Streisand was always willful. She was not always lucky. Her father, a gentle academic named Emanuel, died from seizure complications when she was a year old. Her mother, Diana, could be cruel and strangely absent, particularly after she married Louis Kind, a man who seemed to resent Streisand’s existence. “I was like a wild child, a kind of animal,” Streisand writes. “There was no routine and no rules.” She shoplifted and stole Kind’s cigarettes, which she smoked on the roof. She developed chronic tinnitus, possibly because of stress, and kept the ringing in her ears a secret for years. “I long for silence,” she writes. But, despite these challenges, Streisand also knew that she was in possession of something rare. She could sing, naturally and effortlessly, with a broad, sunny tone and cataract force. Streisand took exactly one singing lesson and never learned how to read music. She simply accepted herself as gifted, with the same conviction that made her believe she could speak to God.
Because Streisand’s instrument was innate, she also found it rather boring. She joined the Choral Club at Erasmus Hall High School, in Flatbush, but what she really wanted to be was an actress. She would often go to the Astor Theatre, next door to Erasmus, to watch films by Akira Kurosawa, and to the Kings Theatre to see melodramas starring Deborah Kerr and Marlon Brando. (The great motif of this book, besides fame, is snacks, and Streisand is particularly nostalgic about Good & Plenty candy, which she likens to “eating jewelry” in the theatre.) In English class, she produced book reports on Stanislavsky’s “My Life in Art” and “An Actor Prepares.” She also got a job at the Cherry Lane Theatre, where she watched a production of the Irish playwright Sean O’Casey’s “Purple Dust.” She learned a lead role and proclaimed herself an understudy—though nobody had asked her to do this—and would greet the stagehands with “Top o’ the mornin’ to you, boys!” in an Irish accent. (“Again,” she writes, “annoying to be around.”)
Streisand was obsessed with acting because she saw it as a form that allowed for spontaneity and change. She was dismayed to learn, in a class that she took at fourteen, about the concept of blocking, in which an actor is expected to repeat her motions every time she runs through a scene. “You mean you have to move in exactly the same way, to the same spots?” she asked her teacher. “Why?” (Soon after, she quit the class.) Throughout her career, she balked at the idea that self-expression should be stable or reproducible. One reason that Streisand leaned into her musical prowess—she graduated high school at sixteen, moved to Manhattan, and soon started performing in a gay bar and a night club—was that concert audiences loved her elasticity. To this day, she prefers to sing a song differently each time.

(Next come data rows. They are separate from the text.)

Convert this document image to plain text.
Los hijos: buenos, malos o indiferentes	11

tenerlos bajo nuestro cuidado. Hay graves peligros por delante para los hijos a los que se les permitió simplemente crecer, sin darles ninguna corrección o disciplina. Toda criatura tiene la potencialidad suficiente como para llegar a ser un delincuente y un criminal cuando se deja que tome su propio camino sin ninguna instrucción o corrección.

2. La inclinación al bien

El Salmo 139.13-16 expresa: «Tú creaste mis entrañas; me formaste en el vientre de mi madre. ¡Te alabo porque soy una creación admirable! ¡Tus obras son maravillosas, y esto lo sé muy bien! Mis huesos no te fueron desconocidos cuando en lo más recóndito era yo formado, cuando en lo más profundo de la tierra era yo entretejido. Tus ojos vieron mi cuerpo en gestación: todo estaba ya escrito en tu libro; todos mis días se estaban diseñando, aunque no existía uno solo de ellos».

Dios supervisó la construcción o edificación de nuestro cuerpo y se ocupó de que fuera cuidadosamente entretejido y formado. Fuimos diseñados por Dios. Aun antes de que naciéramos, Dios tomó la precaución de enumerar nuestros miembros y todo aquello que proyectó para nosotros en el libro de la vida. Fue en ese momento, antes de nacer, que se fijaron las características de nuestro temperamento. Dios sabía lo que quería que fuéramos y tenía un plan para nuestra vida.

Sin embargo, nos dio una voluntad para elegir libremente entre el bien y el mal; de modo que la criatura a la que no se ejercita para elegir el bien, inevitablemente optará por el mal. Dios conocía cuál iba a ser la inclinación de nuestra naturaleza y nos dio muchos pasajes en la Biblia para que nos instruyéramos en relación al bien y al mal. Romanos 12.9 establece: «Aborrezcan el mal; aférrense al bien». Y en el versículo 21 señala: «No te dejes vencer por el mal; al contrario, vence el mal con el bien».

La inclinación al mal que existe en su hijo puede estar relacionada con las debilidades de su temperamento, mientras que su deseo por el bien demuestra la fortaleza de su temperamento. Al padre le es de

The great paradox of Streisand’s career, then, is that as a person she has been nearly impervious to change. “No matter who you are,” she writes, “you can only eat one pastrami sandwich at a time.” Her point is that fame is a “hollow trophy”; she still thinks of herself, at eighty-one, as the “skinny marink” from Brooklyn. This assertion is tough to take from a woman who could, if she wanted, have every pastrami sandwich in New York delivered to her Malibu estate on a private jet, but I’m inclined to believe her. Streisand has spent her career, which spans fifty-plus albums, more than a dozen movies in starring roles, three films as a director, and a bushel of awards (an honorary egot, along with three Peabodys, eleven Golden Globes, and a Presidential Medal of Freedom), trying to protect the person she always was: a girl who, somehow, knew how to trust herself.